As an In-House Tax Strategist for a “Wealth Management” office, I had the unique perspective of watching and observing the gyrations a wealth advisory team will go through in order to “land a client”. My job, needless to say, was to bring useful services to the existing and potential clientele. Well, not exactly. I had the mindset of that purpose but in truth, it was just one more method for the LPL Financial Broker to get in front of another new prospect. In fact, that one purpose “get in front of another prospect” was the driving force in every decision. Think it over this way. A Financial Advisory Firm will make hundreds and hundreds of dollars for each new client “they land” versus a few hundred dollars more for doing a better job with their existing clientele. The truth is, depending on how a monetary advisory firm is made, will dictate what is most significant to them and how it will greatly affect you as the client. This is one of the many reasons why Congress passed the new DOL fiduciary law this past spring, but a little more about that in a latter article.

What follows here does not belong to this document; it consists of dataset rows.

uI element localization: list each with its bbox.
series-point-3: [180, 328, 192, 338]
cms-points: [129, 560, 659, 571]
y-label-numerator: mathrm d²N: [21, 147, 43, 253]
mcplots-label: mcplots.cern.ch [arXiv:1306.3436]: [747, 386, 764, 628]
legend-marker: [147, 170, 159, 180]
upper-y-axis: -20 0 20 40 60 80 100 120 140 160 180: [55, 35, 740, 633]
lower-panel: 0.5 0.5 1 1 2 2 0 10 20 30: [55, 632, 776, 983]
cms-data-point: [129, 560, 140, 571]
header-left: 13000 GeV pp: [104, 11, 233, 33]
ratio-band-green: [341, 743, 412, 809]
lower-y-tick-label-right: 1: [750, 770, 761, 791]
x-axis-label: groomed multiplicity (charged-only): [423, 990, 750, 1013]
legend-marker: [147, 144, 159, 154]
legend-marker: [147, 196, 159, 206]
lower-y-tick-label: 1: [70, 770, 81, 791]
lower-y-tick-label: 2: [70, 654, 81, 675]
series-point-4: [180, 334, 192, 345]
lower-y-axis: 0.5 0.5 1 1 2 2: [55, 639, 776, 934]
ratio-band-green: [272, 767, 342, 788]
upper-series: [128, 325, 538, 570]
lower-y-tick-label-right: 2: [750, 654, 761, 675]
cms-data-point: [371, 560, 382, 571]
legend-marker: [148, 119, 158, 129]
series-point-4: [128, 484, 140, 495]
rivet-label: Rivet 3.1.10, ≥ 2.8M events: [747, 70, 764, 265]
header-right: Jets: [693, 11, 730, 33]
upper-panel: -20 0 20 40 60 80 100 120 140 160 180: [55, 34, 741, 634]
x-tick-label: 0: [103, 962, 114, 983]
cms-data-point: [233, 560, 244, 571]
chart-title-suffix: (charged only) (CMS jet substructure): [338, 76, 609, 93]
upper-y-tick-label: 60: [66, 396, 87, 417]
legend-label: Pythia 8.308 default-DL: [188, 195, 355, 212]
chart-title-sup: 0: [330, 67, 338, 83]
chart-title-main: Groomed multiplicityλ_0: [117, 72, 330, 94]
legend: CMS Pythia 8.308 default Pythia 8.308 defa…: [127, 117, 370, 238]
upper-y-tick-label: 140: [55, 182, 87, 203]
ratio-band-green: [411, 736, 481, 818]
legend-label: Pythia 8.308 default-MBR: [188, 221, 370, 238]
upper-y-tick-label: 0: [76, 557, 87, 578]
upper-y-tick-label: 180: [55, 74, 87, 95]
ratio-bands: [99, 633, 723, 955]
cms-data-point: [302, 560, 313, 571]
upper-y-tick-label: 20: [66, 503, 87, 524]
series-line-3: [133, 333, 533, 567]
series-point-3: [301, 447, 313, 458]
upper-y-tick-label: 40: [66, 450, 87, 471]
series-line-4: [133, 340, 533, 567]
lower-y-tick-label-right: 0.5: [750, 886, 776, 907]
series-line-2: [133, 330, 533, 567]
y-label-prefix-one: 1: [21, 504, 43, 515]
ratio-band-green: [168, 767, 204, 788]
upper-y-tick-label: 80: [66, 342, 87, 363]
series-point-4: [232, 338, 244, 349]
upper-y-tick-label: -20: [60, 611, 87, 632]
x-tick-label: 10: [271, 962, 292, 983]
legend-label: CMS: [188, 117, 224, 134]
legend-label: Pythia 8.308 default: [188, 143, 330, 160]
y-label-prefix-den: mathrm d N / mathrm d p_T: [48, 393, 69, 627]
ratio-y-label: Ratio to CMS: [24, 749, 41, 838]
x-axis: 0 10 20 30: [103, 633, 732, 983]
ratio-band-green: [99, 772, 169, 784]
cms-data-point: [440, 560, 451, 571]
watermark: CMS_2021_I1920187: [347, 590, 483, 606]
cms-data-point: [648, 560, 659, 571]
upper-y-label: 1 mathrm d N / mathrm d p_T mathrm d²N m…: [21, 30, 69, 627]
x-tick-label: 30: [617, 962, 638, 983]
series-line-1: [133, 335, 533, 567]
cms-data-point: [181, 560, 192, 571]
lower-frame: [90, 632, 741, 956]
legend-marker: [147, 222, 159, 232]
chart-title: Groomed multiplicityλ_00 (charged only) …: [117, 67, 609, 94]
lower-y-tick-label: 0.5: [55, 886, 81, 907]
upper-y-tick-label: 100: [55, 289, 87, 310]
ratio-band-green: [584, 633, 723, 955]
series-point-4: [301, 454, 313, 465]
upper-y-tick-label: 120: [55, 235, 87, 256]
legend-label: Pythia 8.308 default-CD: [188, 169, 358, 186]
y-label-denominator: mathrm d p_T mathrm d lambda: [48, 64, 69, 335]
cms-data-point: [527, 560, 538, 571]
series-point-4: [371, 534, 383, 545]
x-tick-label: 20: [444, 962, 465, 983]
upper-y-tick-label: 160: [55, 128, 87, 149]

Each time a financial advisory firm concentrates their resources in prospecting, I can guarantee you the advice you are receiving is not entirely in your benefit. Managing a successful wealth management office takes lots of money, especially one that has got to prospect. Seminars, workshops, mailers, advertising together with support staff, rent and the latest sales training could cost any size firm hundreds of thousands of dollars. So, when you are sitting over the glossy conference table from the advisor, just know they are thinking about the dollar amount they require from your procurement of the assets and they will be allocating that within their own budget. Maybe that’s why they get a little ‘huffy’ once you tell them “you must consider it”?

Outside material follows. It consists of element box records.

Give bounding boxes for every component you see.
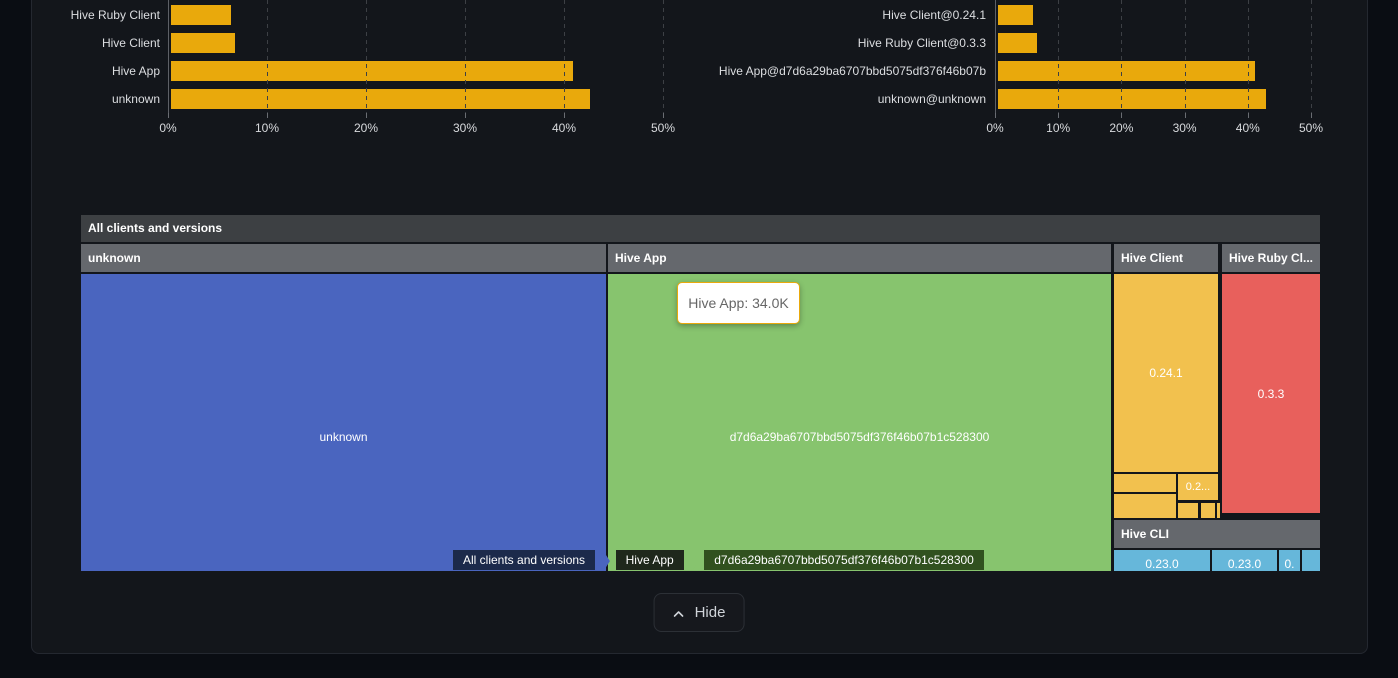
- treemap-tile-hive-client-0-24-1[interactable]: 0.24.1: [1114, 274, 1218, 472]
- axis-tick: [1121, 113, 1123, 118]
- axis-tick: [1247, 113, 1249, 118]
- bar-hive-app[interactable]: [171, 61, 573, 81]
- x-tick-label: 40%: [1235, 121, 1260, 135]
- gridline: [663, 0, 664, 113]
- treemap-header-unknown[interactable]: unknown: [81, 244, 606, 272]
- treemap-root-header[interactable]: All clients and versions: [81, 215, 1320, 242]
- gridline: [564, 0, 565, 113]
- category-label: Hive App: [111, 64, 160, 78]
- axis-tick: [1184, 113, 1186, 118]
- client-versions-bar-chart: Hive Client@0.24.1 Hive Ruby Client@0.3.3…: [698, 0, 1398, 140]
- y-axis-labels: Hive Client@0.24.1 Hive Ruby Client@0.3.3…: [698, 0, 986, 113]
- treemap-tile-hive-client-0-2[interactable]: 0.2...: [1178, 474, 1218, 500]
- breadcrumb-separator-icon: ❯: [599, 552, 612, 569]
- hide-button[interactable]: Hide: [653, 593, 745, 632]
- plot-area: [168, 0, 664, 113]
- category-label: unknown@unknown: [877, 92, 986, 106]
- x-axis: 0% 10% 20% 30% 40% 50%: [986, 113, 1323, 139]
- treemap-all-clients-and-versions: All clients and versions unknown unknown…: [81, 215, 1320, 571]
- bar-hive-app-d7d6a29ba6707bbd5075df376f46b07b[interactable]: [998, 61, 1256, 81]
- axis-tick: [1058, 113, 1060, 118]
- treemap-tile-hive-cli-0-23-0[interactable]: 0.23.0: [1212, 550, 1277, 571]
- treemap-tile-hive-client-sub[interactable]: [1201, 503, 1215, 518]
- treemap-tile-hive-client-sub[interactable]: [1114, 474, 1176, 492]
- x-tick-label: 30%: [452, 121, 478, 135]
- treemap-tile-hive-cli-sub[interactable]: 0.: [1279, 550, 1300, 571]
- gridline: [465, 0, 466, 113]
- treemap-tile-hive-client-sub[interactable]: [1178, 503, 1198, 518]
- treemap-tile-hive-ruby-client-0-3-3[interactable]: 0.3.3: [1222, 274, 1320, 513]
- axis-tick: [564, 113, 565, 118]
- x-tick-label: 30%: [1172, 121, 1197, 135]
- x-tick-label: 20%: [1109, 121, 1134, 135]
- gridline: [1184, 0, 1186, 113]
- treemap-header-hive-cli[interactable]: Hive CLI: [1114, 520, 1320, 548]
- gridline: [1311, 0, 1312, 113]
- x-tick-label: 0%: [159, 121, 177, 135]
- y-axis-labels: Hive Ruby Client Hive Client Hive App unkno…: [0, 0, 160, 113]
- x-tick-label: 10%: [1046, 121, 1071, 135]
- clients-bar-chart: Hive Ruby Client Hive Client Hive App unkno…: [0, 0, 700, 140]
- treemap-tile-hive-cli-0-23-0[interactable]: 0.23.0: [1114, 550, 1210, 571]
- treemap-header-hive-app[interactable]: Hive App: [608, 244, 1111, 272]
- chevron-up-icon: [673, 607, 685, 619]
- treemap-breadcrumb: All clients and versions ❯ Hive App ❯ d7…: [452, 549, 985, 571]
- treemap-tile-hive-cli-sub[interactable]: [1302, 550, 1320, 571]
- category-label: Hive Ruby Client@0.3.3: [857, 36, 986, 50]
- treemap-header-hive-client[interactable]: Hive Client: [1114, 244, 1218, 272]
- treemap-tile-hive-client-sub[interactable]: [1217, 503, 1220, 518]
- gridline: [1058, 0, 1060, 113]
- category-label: Hive Client@0.24.1: [882, 8, 986, 22]
- breadcrumb-item-d7d6a29[interactable]: d7d6a29ba6707bbd5075df376f46b07b1c528300: [703, 549, 985, 571]
- hide-button-label: Hide: [694, 604, 726, 621]
- x-axis: 0% 10% 20% 30% 40% 50%: [159, 113, 675, 139]
- axis-tick: [267, 113, 268, 118]
- x-tick-label: 10%: [254, 121, 280, 135]
- plot-area: [995, 0, 1312, 113]
- axis-tick: [168, 113, 169, 118]
- category-label: Hive App@d7d6a29ba6707bbd5075df376f46b07…: [718, 64, 986, 78]
- category-label: Hive Client: [101, 36, 160, 50]
- breadcrumb-separator-icon: ❯: [687, 552, 701, 569]
- bar-unknown-unknown[interactable]: [998, 89, 1266, 109]
- treemap-tile-unknown[interactable]: unknown: [81, 274, 606, 571]
- gridline: [267, 0, 268, 113]
- axis-tick: [1311, 113, 1312, 118]
- x-tick-label: 50%: [1298, 121, 1324, 135]
- bar-hive-client-0-24-1[interactable]: [998, 5, 1033, 25]
- axis-tick: [663, 113, 664, 118]
- x-tick-label: 20%: [353, 121, 379, 135]
- bar-hive-client[interactable]: [171, 33, 236, 53]
- breadcrumb-item-hive-app[interactable]: Hive App: [614, 549, 685, 571]
- treemap-header-hive-ruby-client[interactable]: Hive Ruby Cl...: [1222, 244, 1320, 272]
- axis-tick: [995, 113, 996, 118]
- tooltip-hive-app: Hive App: 34.0K: [677, 282, 800, 324]
- axis-tick: [465, 113, 466, 118]
- x-tick-label: 0%: [986, 121, 1004, 135]
- gridline: [1247, 0, 1249, 113]
- gridline: [1121, 0, 1123, 113]
- x-tick-label: 40%: [551, 121, 577, 135]
- breadcrumb-item-all-clients-and-versions[interactable]: All clients and versions: [452, 549, 597, 571]
- axis-tick: [366, 113, 367, 118]
- category-label: unknown: [111, 92, 160, 106]
- gridline: [366, 0, 367, 113]
- x-tick-label: 50%: [650, 121, 676, 135]
- category-label: Hive Ruby Client: [70, 8, 160, 22]
- treemap-tile-hive-client-sub[interactable]: [1114, 494, 1176, 518]
- bar-hive-ruby-client-0-3-3[interactable]: [998, 33, 1038, 53]
- bar-unknown[interactable]: [171, 89, 590, 109]
- bar-hive-ruby-client[interactable]: [171, 5, 232, 25]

Focusing on closing the sale rather than making it possible for a natural progression would be like running a doctor’s office where they spend all of their resources how to bring in prospective patients; how to show potential patients precisely how wonderful these are; and the easiest way for your doctor’s office staff to seal the offer. Could you imagine it? I bet there could be less of wait! Oh, I will just smell the freshly baked muffins, hear the noise of the Keurig inside the corner and grabbing a cold beverage from the refrigerator. Fortunately or unfortunately, we don’t experience that when we enter a doctor’s office. Actually, it’s quite the contrary. The wait is long, the area is just above uncomfortable and a friendly employees are not the norm. That is because Health Care Providers spend all of their some time and resources into understanding how to take care of you when you are walking out your door rather than inside it.

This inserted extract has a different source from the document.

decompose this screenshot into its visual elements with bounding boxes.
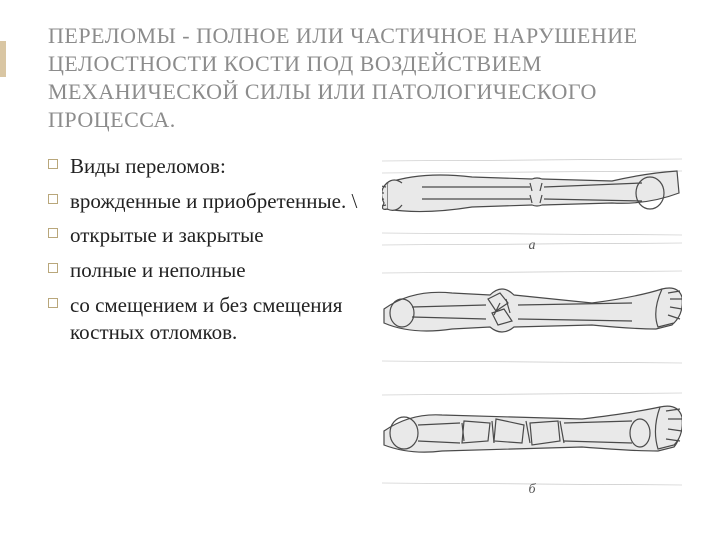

As you are looking for financial advice, you can find a hundred things to take into account when growing and protecting your wealth, especially risk. You will find risks in obtaining the wrong advice, there are risks to get the correct advice although not asking an adequate amount of the best questions, but most importantly, you can find hazards of not understanding the actual measure of wealth management. The most frequent overlooked risk will not be understanding the net return on the cost of receiving good financial advice. Some financial advisors feel that if they have a good office having a pleasant staff along with a working coffee maker they may be providing great value to their clients. Those same financial advisors also spend their resources of money and time to put their prospective customers through the ‘pain funnel’ to produce the feeling of urgency that they must take action now while preaching building wealth needs time. To be able to minimize the chance of bad advice would be to quantify in actual terms. One of the ways to know in case you are receiving value to your financial advice is to measure your return backwards.
Normally, once you visit a binding agreement with a financial advisor you will find a ‘management fee’ usually approximately 1% and 2%. Actually, this management fee may be found in every mutual fund and insurance product which investments or links to indexes. The hassle I observed over and over again because i sat through this carnival act, was that management fees, although mentioned, were merely an after-thought. When presenting their thorough portfolio audit and sound recommendations, the sentence employed to the unsuspecting client was that this market has historically provided an average of 8% (but we’re likely to use 6% because we want to be ‘conservative’) and we’re only likely to charge 1.5% as a management fee. No big deal, right?
Let’s discover why understanding this management fee ‘math’ is so important, and just how it may actually save your asjoir. This may actually stop you from going broke using a financial advisor simply by measuring your financial advice in reverse. Let’s look at an example to best demonstrate an improved way to look at how good your financial advisor does.